Container Registry: Zot

  • OCI-native, lightweight
  • Native support for proxying multiple registries (Docker Hub, GHCR, Quay)
  • Built from source at ~/code/3rd/zot (not in homebrew)
  • Binary: ~/code/3rd/zot/bin/zot-darwin-arm64
  • Config: ~/.config/zot/config.json
  • Data: ~/zot/

Minikube Driver: QEMU2 (migrating from Podman)

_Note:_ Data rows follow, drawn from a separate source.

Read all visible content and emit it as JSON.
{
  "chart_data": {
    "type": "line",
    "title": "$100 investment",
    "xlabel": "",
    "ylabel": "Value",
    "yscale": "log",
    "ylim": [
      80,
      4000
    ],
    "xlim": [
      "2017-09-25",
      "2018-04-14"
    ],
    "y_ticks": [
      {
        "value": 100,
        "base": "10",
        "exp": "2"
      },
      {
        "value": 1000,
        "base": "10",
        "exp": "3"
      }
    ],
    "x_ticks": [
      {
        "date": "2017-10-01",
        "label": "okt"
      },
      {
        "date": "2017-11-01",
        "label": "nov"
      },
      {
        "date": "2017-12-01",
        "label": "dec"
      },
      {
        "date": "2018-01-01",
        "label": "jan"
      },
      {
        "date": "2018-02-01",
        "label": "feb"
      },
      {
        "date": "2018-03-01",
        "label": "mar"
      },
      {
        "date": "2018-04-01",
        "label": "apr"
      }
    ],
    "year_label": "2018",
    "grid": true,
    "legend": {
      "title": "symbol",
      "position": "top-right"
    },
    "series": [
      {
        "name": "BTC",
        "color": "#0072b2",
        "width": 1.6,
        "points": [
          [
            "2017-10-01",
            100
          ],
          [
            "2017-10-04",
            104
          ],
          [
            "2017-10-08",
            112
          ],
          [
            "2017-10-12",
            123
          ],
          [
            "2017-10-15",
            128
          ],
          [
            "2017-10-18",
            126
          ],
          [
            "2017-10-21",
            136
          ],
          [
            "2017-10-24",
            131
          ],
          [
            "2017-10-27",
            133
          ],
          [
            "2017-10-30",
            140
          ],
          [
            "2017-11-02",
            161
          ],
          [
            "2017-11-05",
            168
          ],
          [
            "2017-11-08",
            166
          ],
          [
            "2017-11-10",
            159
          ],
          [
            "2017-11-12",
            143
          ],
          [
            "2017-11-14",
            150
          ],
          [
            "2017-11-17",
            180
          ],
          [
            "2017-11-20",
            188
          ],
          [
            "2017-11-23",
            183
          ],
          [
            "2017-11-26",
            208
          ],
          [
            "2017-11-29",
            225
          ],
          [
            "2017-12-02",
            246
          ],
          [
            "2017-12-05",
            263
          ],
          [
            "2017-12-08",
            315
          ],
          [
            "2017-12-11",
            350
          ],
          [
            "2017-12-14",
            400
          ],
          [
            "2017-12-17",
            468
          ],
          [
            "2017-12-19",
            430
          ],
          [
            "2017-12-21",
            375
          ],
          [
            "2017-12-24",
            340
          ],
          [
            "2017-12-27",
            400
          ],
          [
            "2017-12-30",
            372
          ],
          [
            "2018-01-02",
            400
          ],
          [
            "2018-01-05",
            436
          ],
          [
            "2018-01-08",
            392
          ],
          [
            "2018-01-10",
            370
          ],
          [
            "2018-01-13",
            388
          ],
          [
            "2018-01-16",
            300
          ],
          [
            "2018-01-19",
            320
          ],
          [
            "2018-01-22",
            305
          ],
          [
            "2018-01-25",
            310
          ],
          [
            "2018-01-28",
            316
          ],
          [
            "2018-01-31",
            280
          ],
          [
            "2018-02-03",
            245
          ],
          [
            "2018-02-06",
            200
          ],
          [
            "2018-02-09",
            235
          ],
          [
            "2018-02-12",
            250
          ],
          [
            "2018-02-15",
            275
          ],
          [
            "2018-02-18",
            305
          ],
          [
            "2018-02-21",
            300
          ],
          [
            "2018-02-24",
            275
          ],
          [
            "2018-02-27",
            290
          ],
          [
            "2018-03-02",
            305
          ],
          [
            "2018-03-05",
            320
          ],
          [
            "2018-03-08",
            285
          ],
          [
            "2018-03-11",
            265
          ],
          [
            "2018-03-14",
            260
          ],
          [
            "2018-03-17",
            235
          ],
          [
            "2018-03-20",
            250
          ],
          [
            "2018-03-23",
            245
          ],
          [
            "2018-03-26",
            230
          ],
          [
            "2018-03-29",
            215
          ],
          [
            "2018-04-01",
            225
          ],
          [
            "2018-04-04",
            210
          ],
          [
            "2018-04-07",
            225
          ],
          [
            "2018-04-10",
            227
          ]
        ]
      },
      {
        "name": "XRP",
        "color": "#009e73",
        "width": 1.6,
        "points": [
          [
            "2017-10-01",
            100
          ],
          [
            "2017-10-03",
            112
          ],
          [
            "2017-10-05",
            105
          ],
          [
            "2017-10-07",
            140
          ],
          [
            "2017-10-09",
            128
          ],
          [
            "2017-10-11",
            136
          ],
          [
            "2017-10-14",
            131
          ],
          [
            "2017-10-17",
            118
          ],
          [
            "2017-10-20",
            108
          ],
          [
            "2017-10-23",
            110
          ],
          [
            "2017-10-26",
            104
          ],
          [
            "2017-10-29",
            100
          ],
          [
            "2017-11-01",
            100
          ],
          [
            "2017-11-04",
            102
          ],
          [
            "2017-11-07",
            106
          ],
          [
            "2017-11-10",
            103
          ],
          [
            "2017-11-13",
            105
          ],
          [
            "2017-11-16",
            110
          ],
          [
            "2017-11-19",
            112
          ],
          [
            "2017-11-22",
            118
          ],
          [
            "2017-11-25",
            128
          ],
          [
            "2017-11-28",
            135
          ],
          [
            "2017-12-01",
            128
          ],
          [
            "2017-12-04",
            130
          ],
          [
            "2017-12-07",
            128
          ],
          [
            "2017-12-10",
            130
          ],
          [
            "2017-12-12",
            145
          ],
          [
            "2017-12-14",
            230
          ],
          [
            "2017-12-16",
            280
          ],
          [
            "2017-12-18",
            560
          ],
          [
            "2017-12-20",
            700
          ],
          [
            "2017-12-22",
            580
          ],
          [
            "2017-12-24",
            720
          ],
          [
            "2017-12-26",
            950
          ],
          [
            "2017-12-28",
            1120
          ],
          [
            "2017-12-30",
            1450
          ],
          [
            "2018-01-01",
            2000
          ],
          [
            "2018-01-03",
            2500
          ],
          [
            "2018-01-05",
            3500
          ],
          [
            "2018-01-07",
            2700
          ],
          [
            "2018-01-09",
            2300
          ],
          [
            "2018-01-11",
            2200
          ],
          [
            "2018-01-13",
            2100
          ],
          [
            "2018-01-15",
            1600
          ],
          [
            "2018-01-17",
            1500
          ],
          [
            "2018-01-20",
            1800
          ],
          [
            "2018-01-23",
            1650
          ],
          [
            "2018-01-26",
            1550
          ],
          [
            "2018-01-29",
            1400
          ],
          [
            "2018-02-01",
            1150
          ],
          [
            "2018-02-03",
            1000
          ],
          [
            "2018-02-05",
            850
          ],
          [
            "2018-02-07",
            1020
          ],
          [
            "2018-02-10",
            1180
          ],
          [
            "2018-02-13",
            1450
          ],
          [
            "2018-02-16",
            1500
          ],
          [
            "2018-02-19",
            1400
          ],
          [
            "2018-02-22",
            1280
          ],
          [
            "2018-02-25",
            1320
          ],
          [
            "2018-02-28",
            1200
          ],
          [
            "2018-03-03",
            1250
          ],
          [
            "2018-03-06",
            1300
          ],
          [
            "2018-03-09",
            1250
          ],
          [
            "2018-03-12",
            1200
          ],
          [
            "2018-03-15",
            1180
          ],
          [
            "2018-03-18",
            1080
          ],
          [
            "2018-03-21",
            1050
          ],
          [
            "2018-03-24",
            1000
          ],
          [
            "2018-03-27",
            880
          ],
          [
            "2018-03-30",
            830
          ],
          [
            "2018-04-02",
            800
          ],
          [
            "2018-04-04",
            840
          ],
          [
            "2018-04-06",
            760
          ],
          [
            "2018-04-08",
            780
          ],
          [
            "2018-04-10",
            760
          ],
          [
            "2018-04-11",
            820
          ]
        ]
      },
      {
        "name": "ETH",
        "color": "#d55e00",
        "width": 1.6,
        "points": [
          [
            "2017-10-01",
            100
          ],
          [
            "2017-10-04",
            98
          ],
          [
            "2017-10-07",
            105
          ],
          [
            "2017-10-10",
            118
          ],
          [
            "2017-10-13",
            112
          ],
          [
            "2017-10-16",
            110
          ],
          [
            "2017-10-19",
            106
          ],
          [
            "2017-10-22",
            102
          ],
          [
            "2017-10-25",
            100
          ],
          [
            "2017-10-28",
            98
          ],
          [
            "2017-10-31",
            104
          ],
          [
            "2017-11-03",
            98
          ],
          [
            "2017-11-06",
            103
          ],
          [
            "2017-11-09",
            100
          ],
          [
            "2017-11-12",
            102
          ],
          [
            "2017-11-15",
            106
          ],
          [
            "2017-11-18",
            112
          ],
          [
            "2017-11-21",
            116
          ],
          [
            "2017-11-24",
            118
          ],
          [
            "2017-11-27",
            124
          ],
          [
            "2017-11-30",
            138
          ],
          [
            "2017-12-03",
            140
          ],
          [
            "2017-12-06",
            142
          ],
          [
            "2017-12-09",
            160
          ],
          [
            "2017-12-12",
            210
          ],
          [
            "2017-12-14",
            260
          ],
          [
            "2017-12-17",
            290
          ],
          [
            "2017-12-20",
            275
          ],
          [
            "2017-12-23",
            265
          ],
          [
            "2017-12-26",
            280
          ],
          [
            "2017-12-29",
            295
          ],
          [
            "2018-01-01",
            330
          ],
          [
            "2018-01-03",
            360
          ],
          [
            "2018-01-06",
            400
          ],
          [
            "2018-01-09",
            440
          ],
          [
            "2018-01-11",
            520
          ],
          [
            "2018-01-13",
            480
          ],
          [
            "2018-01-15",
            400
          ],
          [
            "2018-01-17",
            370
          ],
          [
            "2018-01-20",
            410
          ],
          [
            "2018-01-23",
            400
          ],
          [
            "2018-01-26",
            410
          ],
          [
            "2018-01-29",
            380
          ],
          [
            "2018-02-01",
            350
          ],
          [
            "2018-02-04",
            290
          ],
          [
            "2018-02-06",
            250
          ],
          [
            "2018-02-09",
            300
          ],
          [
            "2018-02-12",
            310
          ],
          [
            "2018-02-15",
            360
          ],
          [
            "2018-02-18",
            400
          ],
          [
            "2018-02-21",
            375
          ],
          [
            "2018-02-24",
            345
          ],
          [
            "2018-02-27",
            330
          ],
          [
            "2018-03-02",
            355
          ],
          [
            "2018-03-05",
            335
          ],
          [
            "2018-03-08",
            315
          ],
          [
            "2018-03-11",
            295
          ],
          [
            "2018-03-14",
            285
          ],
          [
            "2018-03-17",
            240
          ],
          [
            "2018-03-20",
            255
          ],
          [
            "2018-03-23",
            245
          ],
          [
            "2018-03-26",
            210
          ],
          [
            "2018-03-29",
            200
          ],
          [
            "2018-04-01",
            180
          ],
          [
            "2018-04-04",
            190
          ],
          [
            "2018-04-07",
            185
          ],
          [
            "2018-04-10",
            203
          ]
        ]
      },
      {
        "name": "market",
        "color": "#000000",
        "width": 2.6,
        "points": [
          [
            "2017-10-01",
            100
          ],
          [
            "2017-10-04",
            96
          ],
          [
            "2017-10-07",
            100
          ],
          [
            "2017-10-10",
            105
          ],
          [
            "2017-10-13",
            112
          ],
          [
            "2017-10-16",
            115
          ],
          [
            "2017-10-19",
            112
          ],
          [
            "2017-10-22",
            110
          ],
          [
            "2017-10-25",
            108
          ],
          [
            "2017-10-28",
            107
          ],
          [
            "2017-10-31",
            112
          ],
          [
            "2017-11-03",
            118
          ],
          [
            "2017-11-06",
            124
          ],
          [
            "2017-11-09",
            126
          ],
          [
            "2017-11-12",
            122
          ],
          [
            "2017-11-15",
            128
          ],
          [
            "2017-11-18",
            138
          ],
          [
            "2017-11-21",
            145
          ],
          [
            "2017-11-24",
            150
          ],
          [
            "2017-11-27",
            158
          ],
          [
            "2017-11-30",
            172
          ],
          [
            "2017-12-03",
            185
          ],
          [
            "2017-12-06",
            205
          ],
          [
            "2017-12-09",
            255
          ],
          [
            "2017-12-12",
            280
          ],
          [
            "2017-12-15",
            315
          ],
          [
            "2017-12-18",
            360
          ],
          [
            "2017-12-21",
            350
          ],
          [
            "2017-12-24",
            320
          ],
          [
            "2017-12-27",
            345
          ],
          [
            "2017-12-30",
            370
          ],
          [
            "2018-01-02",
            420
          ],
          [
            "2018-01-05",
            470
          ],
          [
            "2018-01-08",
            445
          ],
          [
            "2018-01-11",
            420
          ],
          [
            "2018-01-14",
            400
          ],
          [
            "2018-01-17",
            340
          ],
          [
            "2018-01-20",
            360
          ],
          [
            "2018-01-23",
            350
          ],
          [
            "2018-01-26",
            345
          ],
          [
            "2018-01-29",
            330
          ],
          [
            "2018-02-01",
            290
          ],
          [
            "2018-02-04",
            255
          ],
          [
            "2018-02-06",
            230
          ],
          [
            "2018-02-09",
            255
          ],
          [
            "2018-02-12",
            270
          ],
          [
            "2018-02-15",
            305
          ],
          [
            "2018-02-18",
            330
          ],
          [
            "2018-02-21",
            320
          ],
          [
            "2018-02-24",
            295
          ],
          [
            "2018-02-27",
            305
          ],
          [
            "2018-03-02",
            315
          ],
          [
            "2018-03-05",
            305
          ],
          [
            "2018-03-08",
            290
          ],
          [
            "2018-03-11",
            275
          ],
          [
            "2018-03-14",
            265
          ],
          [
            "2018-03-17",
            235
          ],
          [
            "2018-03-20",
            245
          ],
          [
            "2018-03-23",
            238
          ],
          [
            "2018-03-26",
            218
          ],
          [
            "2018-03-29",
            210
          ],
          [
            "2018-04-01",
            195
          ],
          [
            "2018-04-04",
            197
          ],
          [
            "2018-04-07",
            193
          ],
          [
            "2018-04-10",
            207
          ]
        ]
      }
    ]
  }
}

  • Original choice (Podman) proved unable to mount external volumes (NFS, SMB, hostPath)
  • Podman's rootless containers lack CAP_SYS_ADMIN for filesystem mounts
  • QEMU2 creates an actual VM with full kernel capabilities
  • Phase 5.1 handles the migration from podman to qemu2
  • minikube start --driver=qemu2 --container-runtime=containerd

PostgreSQL: CloudNativePG Operator

  • Production-grade operator
  • Built-in backup/restore
  • Prometheus metrics
  • PITR support

K8s Service Exposure: Tailscale Operator

  • loadBalancerClass: tailscale on Services
  • Automatic TLS and MagicDNS names
  • ACL-controlled access

LaunchAgent Requirements (Critical)

LaunchAgents do NOT get homebrew on PATH. All commands must use absolute paths:

  • /Users/erichblume/code/3rd/zot/bin/zot-darwin-arm64 for zot (built from source)
  • /opt/homebrew/opt/mise/bin/mise x -- for mise-managed tools
  • /opt/homebrew/opt/postgresql@18/bin/pg_dump for postgres tools

This applies to all mcquack LaunchAgents (zot, devpi, kiwix, borgmatic, metrics collectors). brew services handles this automatically but those aren't tracked in ansible.

Backup Strategy

Borgmatic remains on indri (outside k8s), writing to sifaka NAS via SMB at /Volumes/backups. This ensures backups continue even if k8s is down.

Service Backup Approach
Zot Registry No backup needed - pull-through cache is re-fetchable, private images rebuilt from source control
Minikube No backup of cluster state - declarative manifests in git, can recreate
PostgreSQL (k8s) CloudNativePG scheduled backups to sifaka (Phase 1)
Grafana (k8s) Dashboards in ansible source control, no runtime backup needed
Miniflux (k8s) Database backed up via CloudNativePG
Forgejo (k8s) Git repos are distributed, config in ansible; data dir backed up via borgmatic before migration
devpi (k8s) Private packages backed up, PyPI cache re-fetchable
Kiwix (k8s) ZIM files re-downloadable via torrent, no backup needed

Borgmatic config changes: None required for Phase 0. Future phases may add k8s PV paths if needed.


Critical Files

File Purpose
ansible/playbooks/indri.yml Main playbook - add k8s roles, remove migrated services
ansible/roles/tailscale_serve/defaults/main.yml Transition services to Tailscale operator
pulumi/policy.hujson Add tags: k8s, registry, ci
ansible/roles/borgmatic/defaults/main.yml Update PostgreSQL endpoint
mise-tasks/indri-services-check Add k8s health checks

New Directory Structure

ansible/
  k8s/
    operators/
      tailscale-operator.yaml
      cloudnative-pg.yaml
    databases/
      blumeops-pg.yaml
    apps/
      grafana/
      miniflux/
      forgejo/
      devpi/
      kiwix/
      woodpecker/
  roles/
    zot/           # NEW
    podman/        # NEW
    minikube/      # NEW

Risk Mitigation

  • Circular dependency prevention: Zot registry runs outside k8s
  • Observability: Prometheus/Loki stay on indri
  • Data loss prevention: borgmatic + manual backups before each phase
  • Recovery: Can manually push images, restore from backups

Container Images (All ARM64)

Service Image
Miniflux ghcr.io/miniflux/miniflux:latest
Forgejo codeberg.org/forgejo/forgejo:10
Grafana grafana/grafana:latest
Kiwix ghcr.io/kiwix/kiwix-serve:3.8.1
Woodpecker woodpeckerci/woodpecker-server

Note: Zot runs as a native binary on indri (built from source at ~/code/3rd/zot), not as a container.